Angela’s in denial mode, however, presumably because she knows that this is a classic film and WHEN DINOSAURS RULED THE EARTH, in which she will be appearing next year, is not.  Angela / Terry / Victoria plunges to her death, but did she jump in a drug-fuelled frenzy or was she just pushed by an evil elderly person? Either way Mia inherits Angela’s smelly fungus-filled neckwear (according to friend Maurice Evans who is on the side of Good and Reason and so isn’t going to last long in this film). After consuming just a spoonful of Mrs Castavet’s evil chocolate mousse Mia has a dream where a nude stand in of her is painted with satanic symbols and mauled by hairy hands, and wakes up to find she’s pregnant. Nice obstetrician Charles Grodin is dispensed with to make way for top-notch-but-nevertheless-suspicious obstetrician Ralph Bellamy while Mrs Castavet keeps popping in with a health drink that looks suspiciously like those natural yoghurts that are meant to help bowel function. Of course all these measures are actually designed to ensure the Second Coming of Satan’s child but the horrors here are not so much anticipated ones as those derived from everyday mundanity. It’s interesting that ROSEMARY’S BABY came out more or less at the same time as Hammer’s THE DEVIL RIDES OUT – another adaptation of a popular novel. I saw the Wheatley adaptation when I was twelve years old and Polanski’s film only recently and I think I’ve seen both at just the right times in my life. The Hammer film is a rip-roaring adventure story with spectacle, monsters, moustache-twirling villainy and noble heroics that you almost need to be a boy of a certain age to get the most from.
But you need to be an adult to appreciate what’s best about Polanksi’s film, because it isn’t the devil worship stuff, or the implications about the second coming of Satan being responsible for the cultural climate of the late 1960s, it’s Polanski’s ruminations on what evil actually is. Ultimate evil isn’t Dennis Wheatley’s Mocata in a cape, it’s the annoying old couple who live next door, the obstetrician who wants your baby for his own devices, the best friend who kills themselves and leaves you alone again just as you thought you were managing to settle into your strange new environment a tiny bit. It’s the empty corridors that always look as if they’re hiding someone or something threatening around the next corner. It’s those individuals in our society (spouse, neighbour, doctor) that you should be able to trust but you can’t.
Despite the exploitation pedigree of some of the participants the film was hardly likely to have been advertised as from the director of THE FEARLESS VAMPIRE KILLERS and the producer of HOUSE ON HAUNTED HILL, HOMICIDAL and THE TINGLER, but it should nevertheless be remembered that Polanski had already chalked up a track record of working with exploitation film producers with commendable results.
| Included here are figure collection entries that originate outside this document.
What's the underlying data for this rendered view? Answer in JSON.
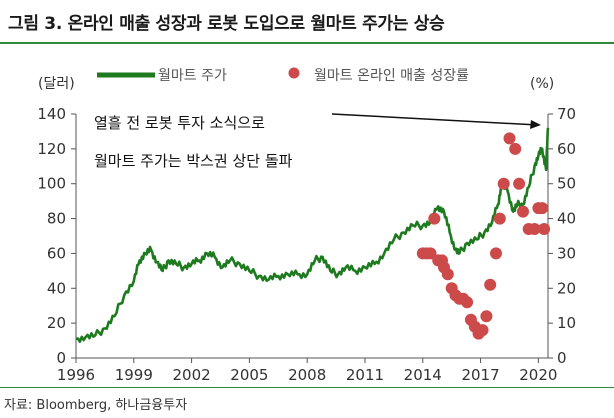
{
  "figure": {
    "title": "그림 3. 온라인 매출 성장과 로봇 도입으로 월마트 주가는 상승",
    "source": "자료: Bloomberg, 하나금융투자"
  },
  "chart_data": {
    "type": "line",
    "left_unit": "(달러)",
    "right_unit": "(%)",
    "x_ticks": [
      "1996",
      "1999",
      "2002",
      "2005",
      "2008",
      "2011",
      "2014",
      "2017",
      "2020"
    ],
    "y_left_ticks": [
      0,
      20,
      40,
      60,
      80,
      100,
      120,
      140
    ],
    "y_right_ticks": [
      0,
      10,
      20,
      30,
      40,
      50,
      60,
      70
    ],
    "xlim": [
      1996,
      2020.5
    ],
    "ylim_left": [
      0,
      140
    ],
    "ylim_right": [
      0,
      70
    ],
    "legend_position": "top",
    "annotations": [
      "열흘 전 로봇 투자 소식으로",
      "월마트 주가는 박스권 상단 돌파"
    ],
    "series": [
      {
        "name": "월마트 주가",
        "axis": "left",
        "kind": "line",
        "color": "#1e7a1e",
        "x": [
          1996.0,
          1996.5,
          1997.0,
          1997.5,
          1998.0,
          1998.5,
          1999.0,
          1999.3,
          1999.6,
          1999.9,
          2000.2,
          2000.5,
          2000.8,
          2001.2,
          2001.6,
          2002.0,
          2002.4,
          2002.8,
          2003.2,
          2003.6,
          2004.0,
          2004.5,
          2005.0,
          2005.5,
          2006.0,
          2006.5,
          2007.0,
          2007.5,
          2008.0,
          2008.4,
          2008.8,
          2009.2,
          2009.6,
          2010.0,
          2010.5,
          2011.0,
          2011.5,
          2012.0,
          2012.5,
          2013.0,
          2013.5,
          2014.0,
          2014.4,
          2014.8,
          2015.1,
          2015.4,
          2015.7,
          2015.9,
          2016.3,
          2016.8,
          2017.2,
          2017.6,
          2017.9,
          2018.1,
          2018.4,
          2018.7,
          2018.9,
          2019.2,
          2019.5,
          2019.8,
          2020.0,
          2020.2,
          2020.4,
          2020.5
        ],
        "y": [
          11,
          12,
          13,
          17,
          24,
          36,
          44,
          56,
          60,
          62,
          55,
          50,
          56,
          54,
          52,
          54,
          56,
          60,
          58,
          52,
          56,
          54,
          50,
          47,
          45,
          47,
          48,
          48,
          48,
          56,
          58,
          50,
          48,
          52,
          50,
          52,
          54,
          60,
          68,
          72,
          76,
          76,
          78,
          87,
          84,
          72,
          62,
          60,
          66,
          68,
          72,
          78,
          88,
          100,
          96,
          84,
          88,
          88,
          98,
          110,
          116,
          120,
          108,
          132
        ]
      },
      {
        "name": "월마트 온라인 매출 성장률",
        "axis": "right",
        "kind": "scatter",
        "color": "#cc4a4a",
        "x": [
          2014.0,
          2014.2,
          2014.4,
          2014.6,
          2014.8,
          2015.0,
          2015.1,
          2015.3,
          2015.5,
          2015.7,
          2015.9,
          2016.1,
          2016.3,
          2016.5,
          2016.7,
          2016.9,
          2017.1,
          2017.3,
          2017.5,
          2017.8,
          2018.0,
          2018.2,
          2018.5,
          2018.8,
          2019.0,
          2019.2,
          2019.5,
          2019.8,
          2020.0,
          2020.2,
          2020.3
        ],
        "y": [
          30,
          30,
          30,
          40,
          28,
          28,
          26,
          24,
          20,
          18,
          17,
          17,
          16,
          11,
          9,
          7,
          8,
          12,
          21,
          30,
          40,
          50,
          63,
          60,
          50,
          42,
          37,
          37,
          43,
          43,
          37
        ]
      }
    ]
  }
}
Both REPULSION and CUL-DE-SAC were made for Tony Tenser (Tigon) and Michael Klinger (GET CARTER), and I suspect that William Castle had a hand in keeping Mr Polanski under control and on schedule to ensure that ROSEMARY’S BABY was the success it turned out to be. In fact there is very little to complain about here, although Ms Farrow’s drastic ‘save the day’ Sassoon haircut really does occur at a fairly unbelievable point in the proceedings, even if being able to wash it more quickly probably meant more minutes in the day for Rosemary to worry about everything else that was happening to her. And would even the mother of Satan have wanted quite such a preponderance of yellow in her furnishings?
Actually, thinking about it, the sofas of hell probably are upholstered in yellow nylon.